Innovative Materialien
Und schlussendlich spielt die Entwicklung neuer und nachhaltigerer Baustoffe eine zentrale Rolle, geht es um nachhaltiges Bauen und bewusst gelebte Kreislaufwirtschaft. Materialien, die mehrfach wiederverwendet werden können und damit auch weniger Abfall erzeugen, werden die kommenden Jahre prägen. Dazu gehören nachwachsenden Rohstoffe wie Holz oder Bambus; Material also, das teilweise aus der Region stammt und damit weniger Transportkosten auslöst.
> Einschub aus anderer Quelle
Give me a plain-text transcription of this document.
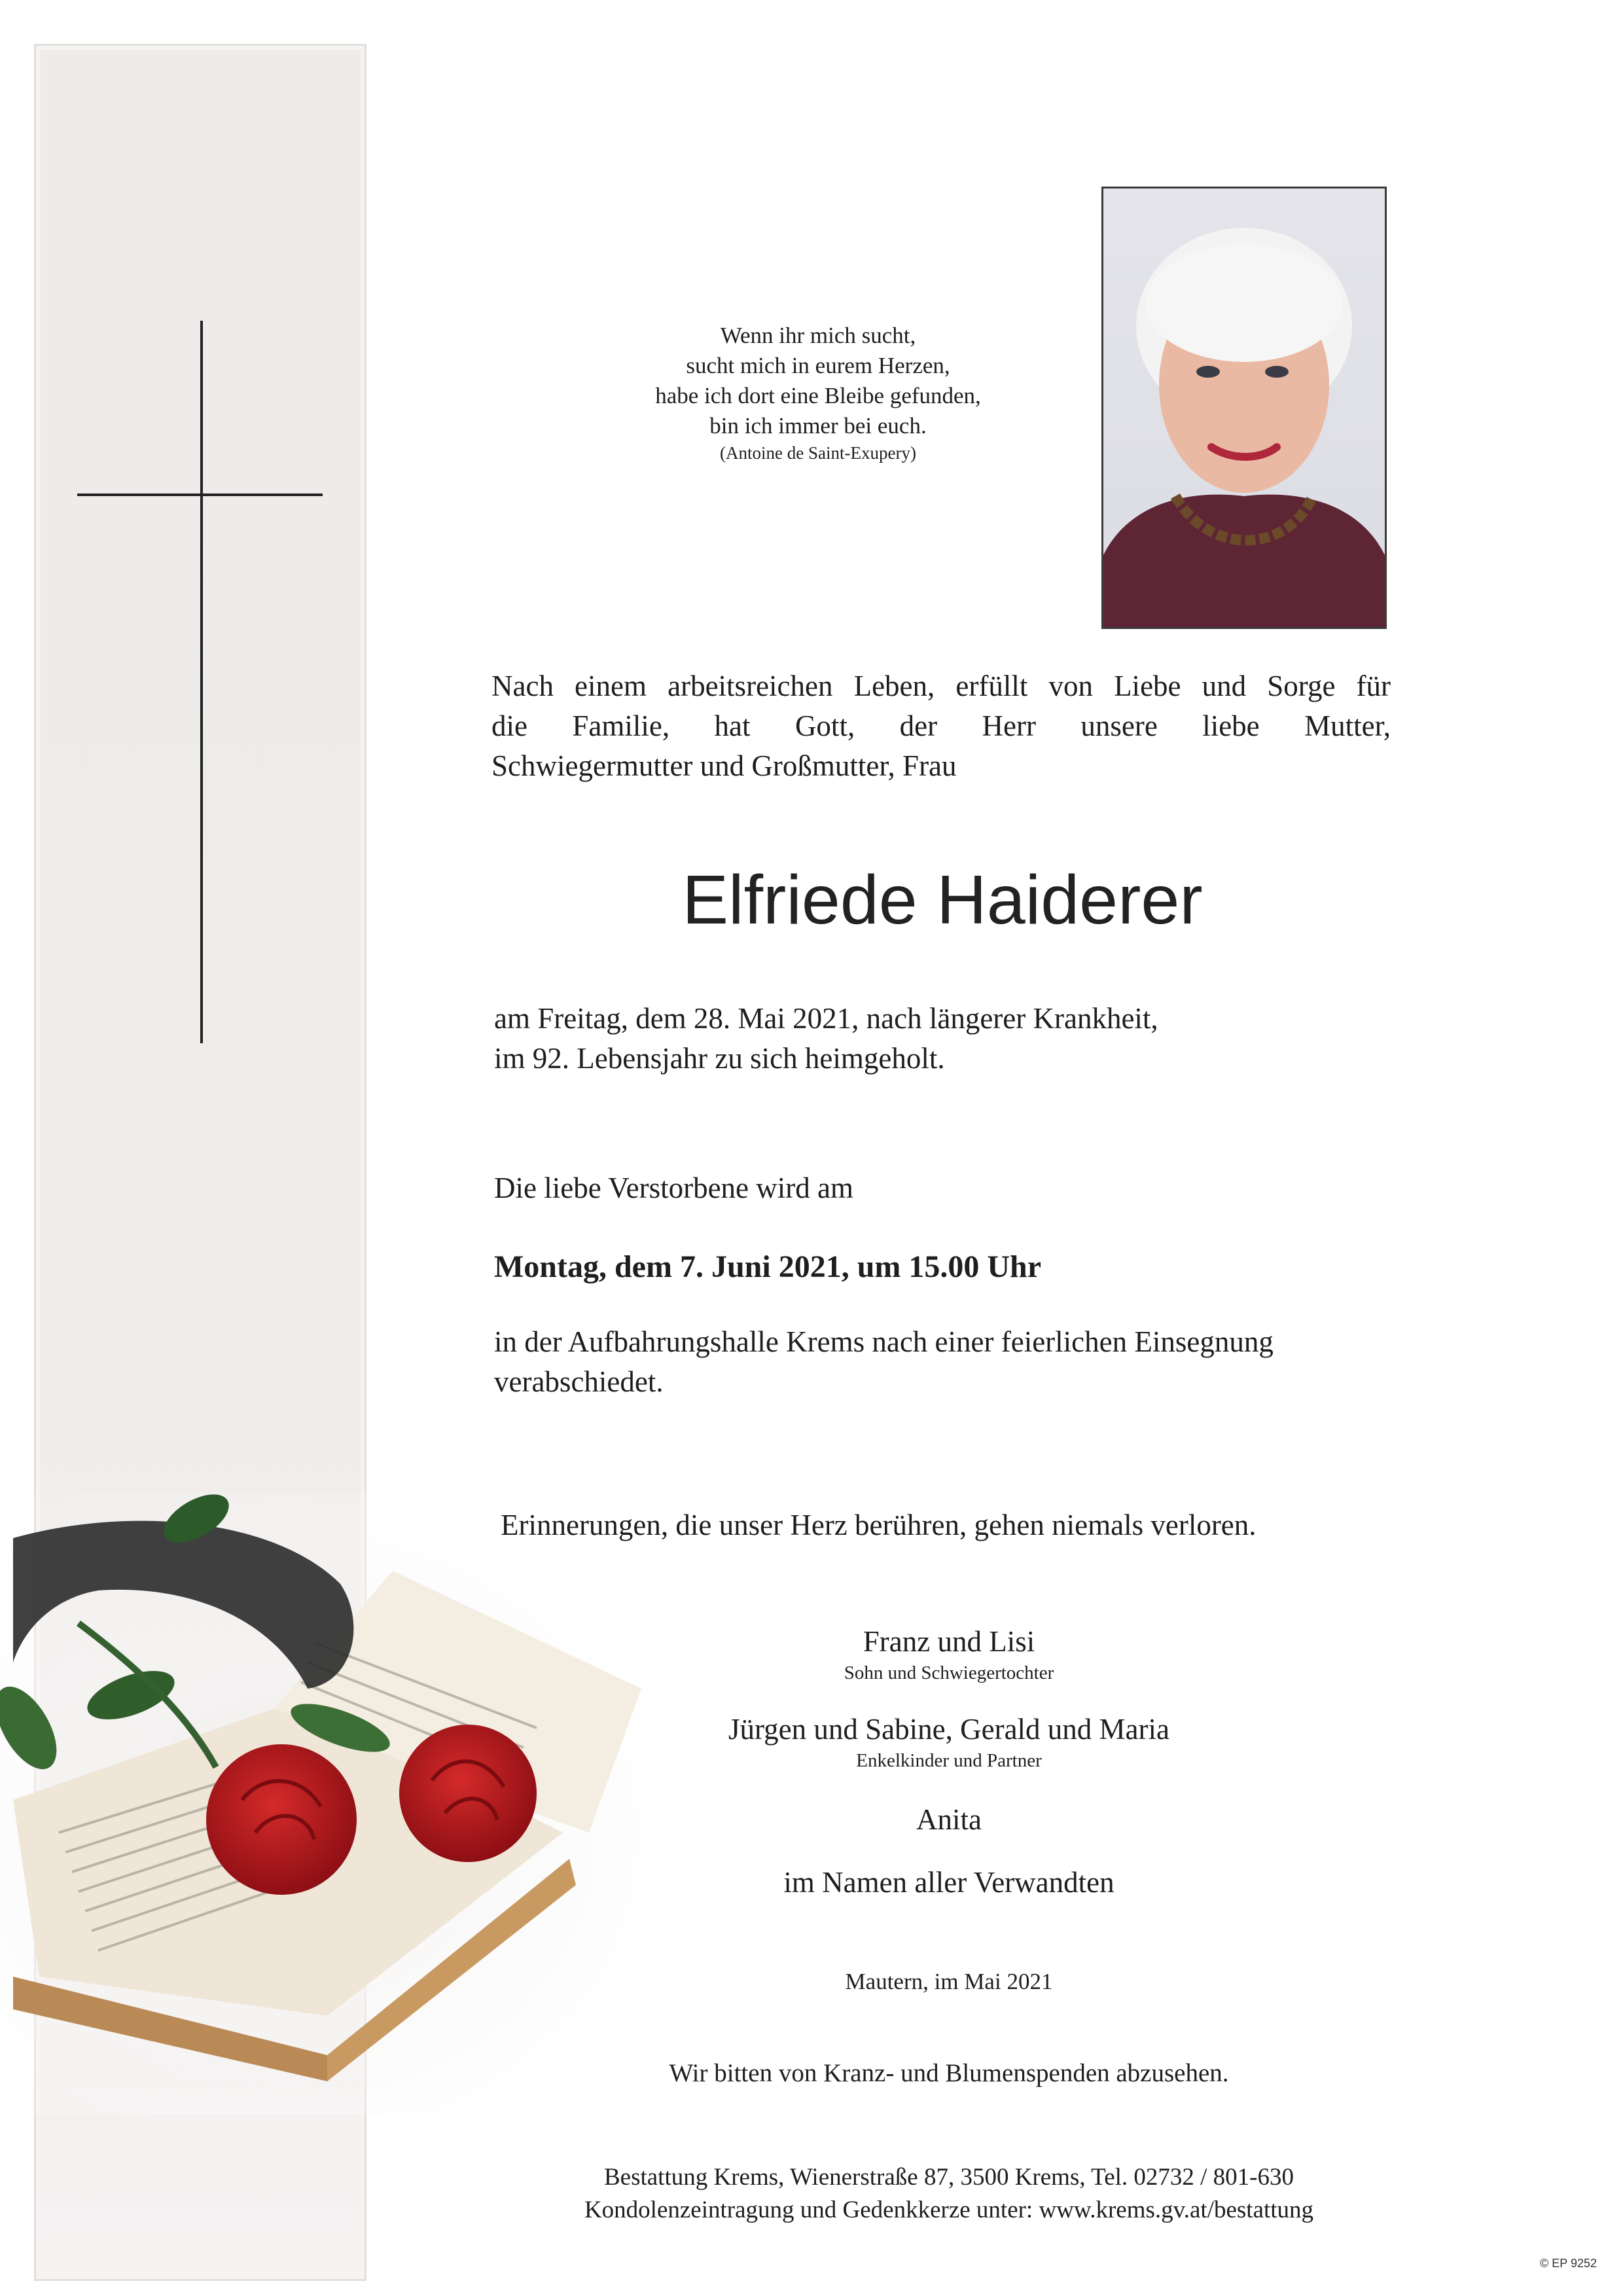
Wenn ihr mich sucht,
sucht mich in eurem Herzen,
habe ich dort eine Bleibe gefunden,
bin ich immer bei euch.
(Antoine de Saint-Exupery)
Nach einem arbeitsreichen Leben, erfüllt von Liebe und Sorge für
die Familie, hat Gott, der Herr unsere liebe Mutter,
Schwiegermutter und Großmutter, Frau
Elfriede Haiderer
am Freitag, dem 28. Mai 2021, nach längerer Krankheit,
im 92. Lebensjahr zu sich heimgeholt.
Die liebe Verstorbene wird am
Montag, dem 7. Juni 2021, um 15.00 Uhr
in der Aufbahrungshalle Krems nach einer feierlichen Einsegnung
verabschiedet.
Erinnerungen, die unser Herz berühren, gehen niemals verloren.
Franz und Lisi
Sohn und Schwiegertochter
Jürgen und Sabine, Gerald und Maria
Enkelkinder und Partner
Anita
im Namen aller Verwandten
Mautern, im Mai 2021
Wir bitten von Kranz- und Blumenspenden abzusehen.
Bestattung Krems, Wienerstraße 87, 3500 Krems, Tel. 02732 / 801-630
Kondolenzeintragung und Gedenkkerze unter: www.krems.gv.at/bestattung
© EP 9252
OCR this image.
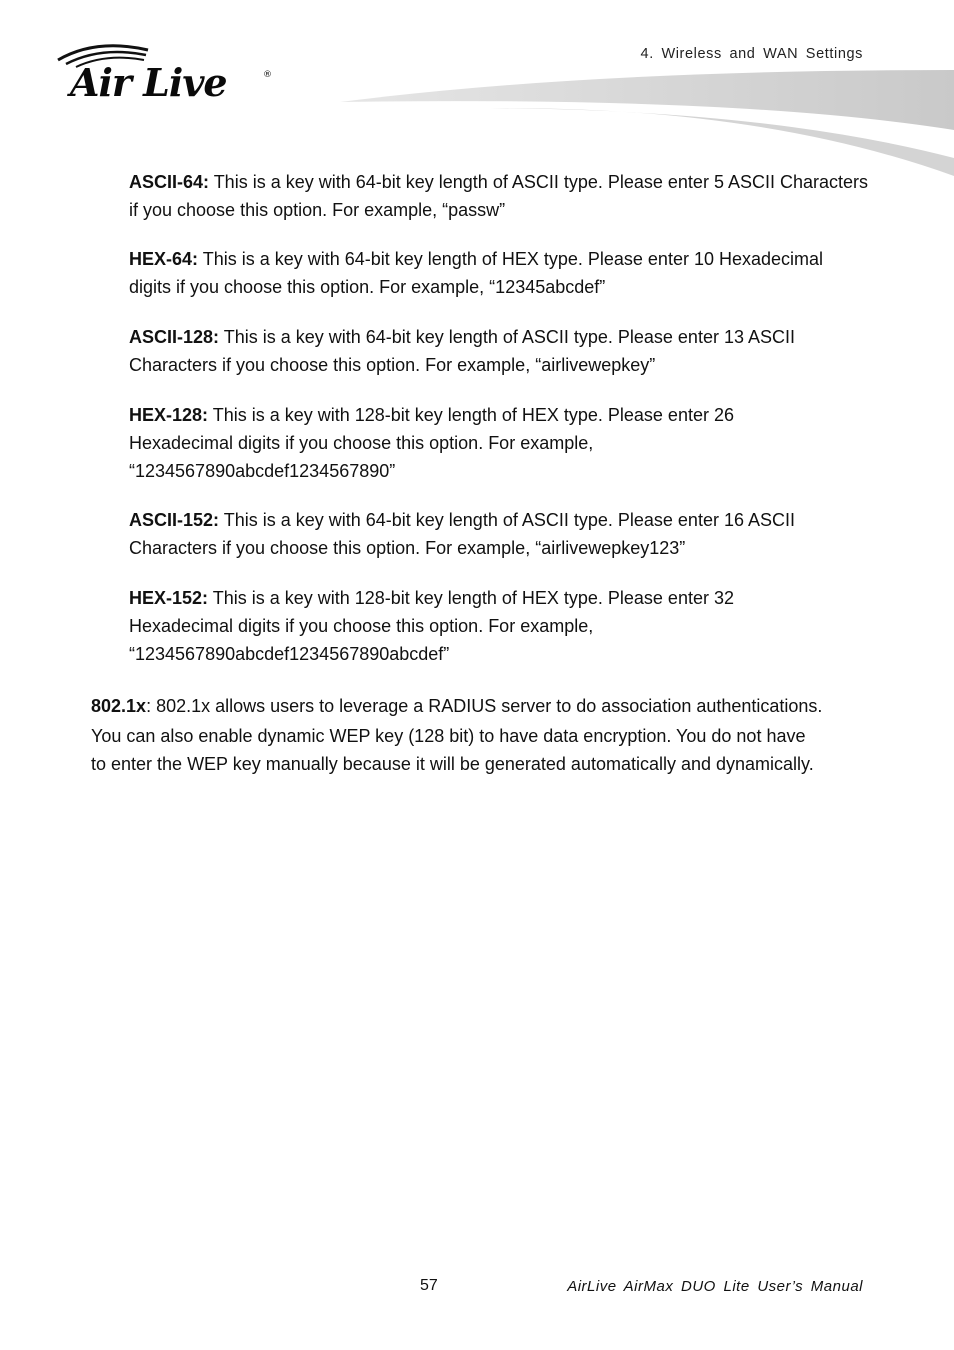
4. Wireless and WAN Settings
Air Live	®
ASCII-64: This is a key with 64-bit key length of ASCII type. Please enter 5 ASCII Characters if you choose this option. For example, “passw”
HEX-64: This is a key with 64-bit key length of HEX type. Please enter 10 Hexadecimal digits if you choose this option. For example, “12345abcdef”
ASCII-128: This is a key with 64-bit key length of ASCII type. Please enter 13 ASCII Characters if you choose this option. For example, “airlivewepkey”
HEX-128: This is a key with 128-bit key length of HEX type. Please enter 26 Hexadecimal digits if you choose this option. For example, “1234567890abcdef1234567890”
ASCII-152: This is a key with 64-bit key length of ASCII type. Please enter 16 ASCII Characters if you choose this option. For example, “airlivewepkey123”
HEX-152: This is a key with 128-bit key length of HEX type. Please enter 32 Hexadecimal digits if you choose this option. For example, “1234567890abcdef1234567890abcdef”
802.1x: 802.1x allows users to leverage a RADIUS server to do association authentications.
You can also enable dynamic WEP key (128 bit) to have data encryption. You do not have
to enter the WEP key manually because it will be generated automatically and dynamically.
57	AirLive AirMax DUO Lite User’s Manual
Interessant sind auch Recyclingbaustoffe wie Ziegel oder Betondachsteine. In der Verfeinerung des Baus können auch natürliche Stoffe genutzt werden, beispielsweise Schilf, Stroh, Holzfasern oder Zellulose. Und weitere Trends gibt es viele. Sie jetzt zu erkennen und bewusst zu prüfen, welche für einen persönlich relevant sind, liegt jedoch in der Hand jedes Einzelnen in der Baubranche.